I've tried that. (I tried it before I saw your post, as we had a similar problem in the past.) Sadly it didn't work.
(The people who already knew how to zap cookies zapped them, and the other users are all asking for help.)
While looking around, I saw that the phpBB version was out of date, so we have closed our forum and upgraded to the latest version a few hours ago.
The upgrade seems to have worked OK, but we now have a situation where the Session IDs are constantly rotating (instead of it being a periodic problem) and none of the admins are able to log into the ACP now.

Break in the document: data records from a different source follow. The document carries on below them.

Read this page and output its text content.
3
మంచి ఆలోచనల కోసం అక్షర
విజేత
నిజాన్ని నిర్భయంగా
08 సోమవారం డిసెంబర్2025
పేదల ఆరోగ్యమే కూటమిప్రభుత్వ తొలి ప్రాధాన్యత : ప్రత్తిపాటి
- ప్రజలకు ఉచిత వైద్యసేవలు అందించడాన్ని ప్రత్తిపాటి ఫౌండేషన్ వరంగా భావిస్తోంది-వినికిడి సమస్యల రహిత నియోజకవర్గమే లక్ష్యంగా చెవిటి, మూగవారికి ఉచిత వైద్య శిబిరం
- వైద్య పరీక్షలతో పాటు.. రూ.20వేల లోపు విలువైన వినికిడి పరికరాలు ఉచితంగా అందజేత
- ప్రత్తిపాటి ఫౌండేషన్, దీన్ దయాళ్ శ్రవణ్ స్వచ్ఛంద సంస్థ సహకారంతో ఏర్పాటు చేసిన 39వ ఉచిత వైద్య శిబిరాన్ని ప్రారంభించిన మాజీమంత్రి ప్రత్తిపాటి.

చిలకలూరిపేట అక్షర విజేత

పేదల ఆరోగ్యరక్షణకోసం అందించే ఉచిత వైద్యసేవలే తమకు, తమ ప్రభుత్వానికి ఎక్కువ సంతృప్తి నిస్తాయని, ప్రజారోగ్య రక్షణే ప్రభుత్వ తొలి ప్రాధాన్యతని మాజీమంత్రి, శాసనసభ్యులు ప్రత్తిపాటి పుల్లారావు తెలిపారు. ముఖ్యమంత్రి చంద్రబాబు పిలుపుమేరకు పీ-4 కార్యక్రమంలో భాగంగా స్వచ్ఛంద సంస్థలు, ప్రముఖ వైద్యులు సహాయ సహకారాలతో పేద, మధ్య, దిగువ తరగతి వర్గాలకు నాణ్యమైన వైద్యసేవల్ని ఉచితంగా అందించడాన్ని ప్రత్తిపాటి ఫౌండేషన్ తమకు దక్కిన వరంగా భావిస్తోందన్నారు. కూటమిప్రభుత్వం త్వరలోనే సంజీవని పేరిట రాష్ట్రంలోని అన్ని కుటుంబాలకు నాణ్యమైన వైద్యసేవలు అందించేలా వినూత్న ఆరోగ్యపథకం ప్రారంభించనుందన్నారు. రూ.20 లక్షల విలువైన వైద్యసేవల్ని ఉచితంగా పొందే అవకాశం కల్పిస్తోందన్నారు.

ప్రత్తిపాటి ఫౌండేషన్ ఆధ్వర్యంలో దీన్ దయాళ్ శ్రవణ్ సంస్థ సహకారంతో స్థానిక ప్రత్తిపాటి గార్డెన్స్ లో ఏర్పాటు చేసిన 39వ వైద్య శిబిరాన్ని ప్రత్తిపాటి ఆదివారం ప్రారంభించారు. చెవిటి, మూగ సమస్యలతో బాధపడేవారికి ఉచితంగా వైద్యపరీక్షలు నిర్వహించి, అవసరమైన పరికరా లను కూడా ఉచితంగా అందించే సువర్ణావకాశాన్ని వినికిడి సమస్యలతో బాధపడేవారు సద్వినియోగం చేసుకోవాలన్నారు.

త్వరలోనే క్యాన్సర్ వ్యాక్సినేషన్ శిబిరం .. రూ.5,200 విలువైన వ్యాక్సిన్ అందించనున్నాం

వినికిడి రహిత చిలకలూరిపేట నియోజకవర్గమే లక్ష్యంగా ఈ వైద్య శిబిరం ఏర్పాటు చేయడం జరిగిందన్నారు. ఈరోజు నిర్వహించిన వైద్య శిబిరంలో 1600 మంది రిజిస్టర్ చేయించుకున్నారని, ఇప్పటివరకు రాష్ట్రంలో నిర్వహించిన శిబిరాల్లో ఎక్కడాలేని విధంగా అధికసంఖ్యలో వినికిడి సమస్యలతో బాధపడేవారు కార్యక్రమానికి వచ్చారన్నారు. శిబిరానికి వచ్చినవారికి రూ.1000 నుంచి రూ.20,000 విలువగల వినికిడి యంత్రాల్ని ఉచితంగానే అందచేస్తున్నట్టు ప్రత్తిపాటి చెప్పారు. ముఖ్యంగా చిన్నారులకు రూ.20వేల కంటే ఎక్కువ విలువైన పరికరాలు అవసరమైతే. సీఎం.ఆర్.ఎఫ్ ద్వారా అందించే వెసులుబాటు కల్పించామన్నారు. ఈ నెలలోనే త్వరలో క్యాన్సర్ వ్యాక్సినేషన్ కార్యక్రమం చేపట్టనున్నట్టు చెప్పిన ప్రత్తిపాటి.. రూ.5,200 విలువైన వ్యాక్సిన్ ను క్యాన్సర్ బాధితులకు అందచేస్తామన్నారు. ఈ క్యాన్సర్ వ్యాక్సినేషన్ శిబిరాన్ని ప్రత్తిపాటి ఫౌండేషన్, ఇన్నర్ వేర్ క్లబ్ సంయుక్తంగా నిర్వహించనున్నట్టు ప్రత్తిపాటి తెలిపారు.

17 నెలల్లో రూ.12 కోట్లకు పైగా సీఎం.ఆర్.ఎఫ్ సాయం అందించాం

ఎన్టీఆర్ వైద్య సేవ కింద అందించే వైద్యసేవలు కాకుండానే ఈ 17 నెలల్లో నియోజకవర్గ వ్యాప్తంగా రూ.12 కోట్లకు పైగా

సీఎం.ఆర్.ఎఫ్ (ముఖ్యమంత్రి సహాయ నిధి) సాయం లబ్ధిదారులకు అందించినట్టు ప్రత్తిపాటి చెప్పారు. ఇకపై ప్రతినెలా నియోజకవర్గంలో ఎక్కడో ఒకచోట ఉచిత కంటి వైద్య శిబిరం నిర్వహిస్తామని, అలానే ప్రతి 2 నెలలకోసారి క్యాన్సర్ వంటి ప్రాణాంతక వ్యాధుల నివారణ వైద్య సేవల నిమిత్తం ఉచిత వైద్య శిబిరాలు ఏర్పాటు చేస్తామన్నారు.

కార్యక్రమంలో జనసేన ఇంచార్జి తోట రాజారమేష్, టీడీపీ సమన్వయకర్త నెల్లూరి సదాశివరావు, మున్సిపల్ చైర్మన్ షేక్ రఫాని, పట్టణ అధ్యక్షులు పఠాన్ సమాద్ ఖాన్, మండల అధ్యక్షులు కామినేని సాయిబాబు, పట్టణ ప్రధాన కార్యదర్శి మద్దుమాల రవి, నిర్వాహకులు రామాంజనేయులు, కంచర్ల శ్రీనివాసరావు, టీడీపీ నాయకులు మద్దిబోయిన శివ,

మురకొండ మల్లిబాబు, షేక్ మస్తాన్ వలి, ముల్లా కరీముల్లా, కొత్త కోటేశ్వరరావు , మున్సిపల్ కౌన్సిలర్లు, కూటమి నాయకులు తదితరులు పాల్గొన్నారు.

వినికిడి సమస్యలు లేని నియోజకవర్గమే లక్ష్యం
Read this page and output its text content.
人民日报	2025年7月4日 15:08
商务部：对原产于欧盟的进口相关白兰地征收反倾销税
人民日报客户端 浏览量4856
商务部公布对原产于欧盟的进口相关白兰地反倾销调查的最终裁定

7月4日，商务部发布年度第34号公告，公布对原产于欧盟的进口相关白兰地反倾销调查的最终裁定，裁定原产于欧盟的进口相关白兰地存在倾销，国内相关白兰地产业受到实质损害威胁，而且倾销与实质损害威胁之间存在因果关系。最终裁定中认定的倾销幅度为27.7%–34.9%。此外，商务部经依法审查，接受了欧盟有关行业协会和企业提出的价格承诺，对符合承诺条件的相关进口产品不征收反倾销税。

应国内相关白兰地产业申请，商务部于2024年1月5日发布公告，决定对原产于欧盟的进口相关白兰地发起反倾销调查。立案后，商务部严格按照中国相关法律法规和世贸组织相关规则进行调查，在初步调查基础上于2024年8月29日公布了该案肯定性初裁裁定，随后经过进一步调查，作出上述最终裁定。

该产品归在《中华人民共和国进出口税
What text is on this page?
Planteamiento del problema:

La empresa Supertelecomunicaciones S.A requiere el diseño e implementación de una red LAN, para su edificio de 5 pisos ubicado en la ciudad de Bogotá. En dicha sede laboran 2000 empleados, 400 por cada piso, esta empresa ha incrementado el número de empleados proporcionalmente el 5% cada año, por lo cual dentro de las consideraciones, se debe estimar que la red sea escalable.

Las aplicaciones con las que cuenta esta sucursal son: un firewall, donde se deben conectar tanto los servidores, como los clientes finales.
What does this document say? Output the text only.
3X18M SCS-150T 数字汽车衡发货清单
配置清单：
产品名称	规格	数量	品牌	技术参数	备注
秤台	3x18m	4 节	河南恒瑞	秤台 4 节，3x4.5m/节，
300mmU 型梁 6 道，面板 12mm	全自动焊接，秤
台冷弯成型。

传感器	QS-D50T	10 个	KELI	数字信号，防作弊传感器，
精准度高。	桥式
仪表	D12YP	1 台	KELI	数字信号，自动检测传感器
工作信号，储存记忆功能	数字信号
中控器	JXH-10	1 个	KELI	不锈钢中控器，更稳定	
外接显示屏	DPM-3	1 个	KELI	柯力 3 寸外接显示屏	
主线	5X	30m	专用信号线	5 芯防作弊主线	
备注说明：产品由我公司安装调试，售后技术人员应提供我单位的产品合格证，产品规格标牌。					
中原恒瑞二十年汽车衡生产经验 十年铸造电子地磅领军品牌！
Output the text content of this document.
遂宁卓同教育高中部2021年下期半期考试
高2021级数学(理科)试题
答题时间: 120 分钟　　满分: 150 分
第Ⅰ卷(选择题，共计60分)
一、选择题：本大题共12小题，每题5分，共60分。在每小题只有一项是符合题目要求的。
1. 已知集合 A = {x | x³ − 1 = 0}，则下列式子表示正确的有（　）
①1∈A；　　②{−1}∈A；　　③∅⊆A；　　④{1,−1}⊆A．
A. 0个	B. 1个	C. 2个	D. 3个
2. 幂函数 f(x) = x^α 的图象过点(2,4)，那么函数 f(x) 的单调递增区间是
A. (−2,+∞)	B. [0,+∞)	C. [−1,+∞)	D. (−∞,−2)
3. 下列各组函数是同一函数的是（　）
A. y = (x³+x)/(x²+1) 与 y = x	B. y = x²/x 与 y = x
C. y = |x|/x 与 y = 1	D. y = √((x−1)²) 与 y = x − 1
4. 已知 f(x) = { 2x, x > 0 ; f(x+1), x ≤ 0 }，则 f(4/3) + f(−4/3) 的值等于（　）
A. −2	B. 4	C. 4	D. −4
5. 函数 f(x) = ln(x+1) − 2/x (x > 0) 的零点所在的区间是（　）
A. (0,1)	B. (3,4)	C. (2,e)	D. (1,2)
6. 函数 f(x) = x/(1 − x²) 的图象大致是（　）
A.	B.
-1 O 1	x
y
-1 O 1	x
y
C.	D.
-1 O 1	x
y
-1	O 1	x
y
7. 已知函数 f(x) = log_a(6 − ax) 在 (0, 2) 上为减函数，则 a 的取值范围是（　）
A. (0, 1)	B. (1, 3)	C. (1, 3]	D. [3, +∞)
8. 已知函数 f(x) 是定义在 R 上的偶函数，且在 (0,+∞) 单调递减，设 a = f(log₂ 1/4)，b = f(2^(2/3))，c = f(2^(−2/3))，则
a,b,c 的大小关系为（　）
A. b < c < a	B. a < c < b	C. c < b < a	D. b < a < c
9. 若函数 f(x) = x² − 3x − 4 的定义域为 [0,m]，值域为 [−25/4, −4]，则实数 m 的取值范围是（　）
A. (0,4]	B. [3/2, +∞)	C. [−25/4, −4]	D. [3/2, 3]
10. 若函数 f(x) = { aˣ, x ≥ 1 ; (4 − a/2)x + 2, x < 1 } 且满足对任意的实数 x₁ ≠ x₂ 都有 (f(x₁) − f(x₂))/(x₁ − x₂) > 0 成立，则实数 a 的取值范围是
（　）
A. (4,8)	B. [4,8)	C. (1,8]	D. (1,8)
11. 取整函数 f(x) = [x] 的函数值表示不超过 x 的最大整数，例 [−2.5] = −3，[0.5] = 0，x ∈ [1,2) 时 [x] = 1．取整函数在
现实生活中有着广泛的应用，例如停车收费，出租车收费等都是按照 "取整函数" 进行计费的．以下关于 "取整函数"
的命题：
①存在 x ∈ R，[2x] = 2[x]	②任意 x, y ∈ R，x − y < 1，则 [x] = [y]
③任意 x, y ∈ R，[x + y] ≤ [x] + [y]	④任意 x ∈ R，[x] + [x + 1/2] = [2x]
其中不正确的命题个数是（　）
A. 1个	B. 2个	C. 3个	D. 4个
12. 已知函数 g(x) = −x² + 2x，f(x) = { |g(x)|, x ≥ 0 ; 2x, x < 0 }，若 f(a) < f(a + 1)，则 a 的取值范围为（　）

I was hoping the upgrade would fix the problem. But it has followed us onto the new upgrade.
Does anyone know what might be making session IDs change constantly? One of my admins knows php a lot better than me, but I'm not sure what we should be looking for.
Has anyone seen another phpBB forum have a similar problem? Could it be a Denial of Service attack or something our hosting company might have changed?
Oh, I'm not sure if it is relavant (so I'll mentinon it just in case) but the "Delete all board" cookies link at the bottom of our forum does nothing:
After changing our cookie settings, it didn't delete the cookie and after renaming the cookie it didn't delete cookies.
I'm not sure if that is "normal" behaviour for phpBB (i.e. changing the ACP settings stops that link from seeing old - corrupted - cookies) or if that was broken.
That link is a fantastic
idea, and if it would
delete all cookies related to our server we wouldn't have people asking us to help them find out how to delete individual cookies (on various desktop and mobile browsers).
(The problem with that link not working has also followed us onto the new phpBB upgrade.)